The long hours were easier for him because he’s single, he said, but that not all of his fellow lawmakers were in the same situation.

“In session bills get done really quickly and lawmakers can’t afford to spend time after because they have other jobs to focus on,” Gallardo said.

Since 1998, voters have consistently gone against proposed raises for lawmakers, with the last defeat coming in 2008. There weren’t proposals in 2010 or 2012 due to the recession.

In addition to their salaries, lawmakers also receive a daily per-diem to cover travel and living expenses: $35 for Maricopa County residents and $60 for those who travel from elsewhere.

The Commission on Salaries for Elective State Officers made its recommendation based on inflation. The Bureau of Labor Statistics Consumer Price Index calculated that $24,000 in 1998 equates to $35,021.15 today.

Lisa Atkins, chairwoman of the commission, said it’s a good time to revisit the issue with the economy improving.

“Nobody runs for the Legislature based on the salary. Nobody says, ‘I want a $24,000 a year job,’” she said. “They run because of their passion for public service.”

While the legislative session is supposed to last 100 days in the spring, in the end lawmakers must give up full-time jobs to better serve constituents, Atkins said.
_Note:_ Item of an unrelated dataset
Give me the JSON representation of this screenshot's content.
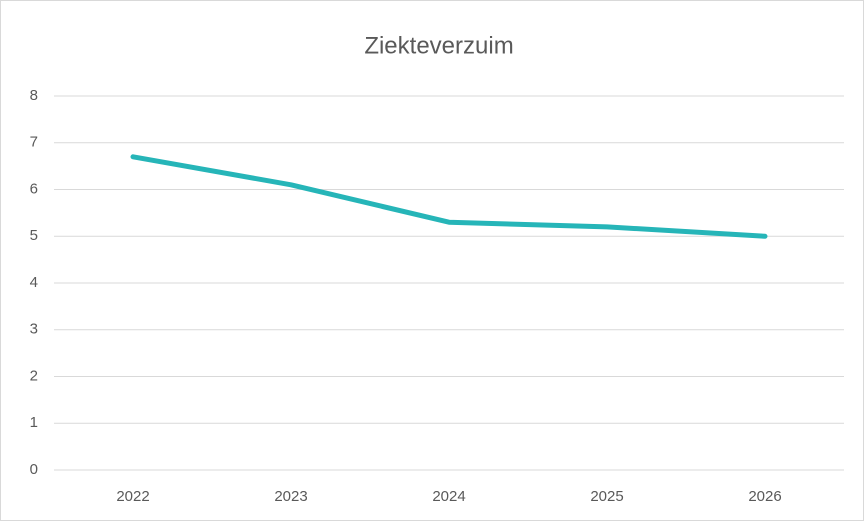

“We owe it to those people who run for office and make our policy decisions for a multi-billion dollar state that we fairly compensate them,” she said.

Joe Kanefield, a member of the commission, said that while Arizonans want a citizen Legislature lawmakers’ compensation should reflect the work they do beyond the regular session.

“We also need to make sure they can adequately supplement their income for whatever else they’re doing,” he said.

Karen Johnson, a former state senator, submitted an argument against Proposition 304 for the Secretary of State Publicity Pamphlet, which explains ballot measures. It noted that a higher salary doesn’t mean better government and added that Illinois, California and New York have the highest salaries for lawmakers but are, Johnson said, run poorly and in debt.

“As the salary grows, legislatures stay in session longer, write more bills and pass more laws,” Johnson’s statement said.

Rep. Debbie Lesko, R-Peoria, said she plans to vote against the proposition because the state budget will be in deficit.

“I sincerely believe they work very hard,” she said. “I just don’t think our state can afford it.”

Rep. Sonny Borrelli, R-Lake Havasu City, said he supports the increase but doesn’t expect it to pass.

“It’s probably going to get shot down because voters give us our approval rating based on what’s happening in D.C.,” Borrelli said.

For Borrelli, the $24,000 covers only his expenses. But his district includes Mohave and La Paz counties, and he said he doesn’t get reimbursed for any travel within that large area.

“You should be able to do this and not make a living, but you should be compensated enough that you don’t have to do the job out of your own pocket,” he said.

Gallardo said he knows a handful of people who want to serve but simply cannot afford it.

“How many employers let them leave for 5-6 months and compensate them? None,” he said.

With the current salary, Gallardo said, the job appeals mainly to those who have supplemental incomes or are retired. But he said the state Legislature should be more representative of all parts of society.

“You get what you pay for, and they are not paying a good salary for people to part from their other jobs,” he said.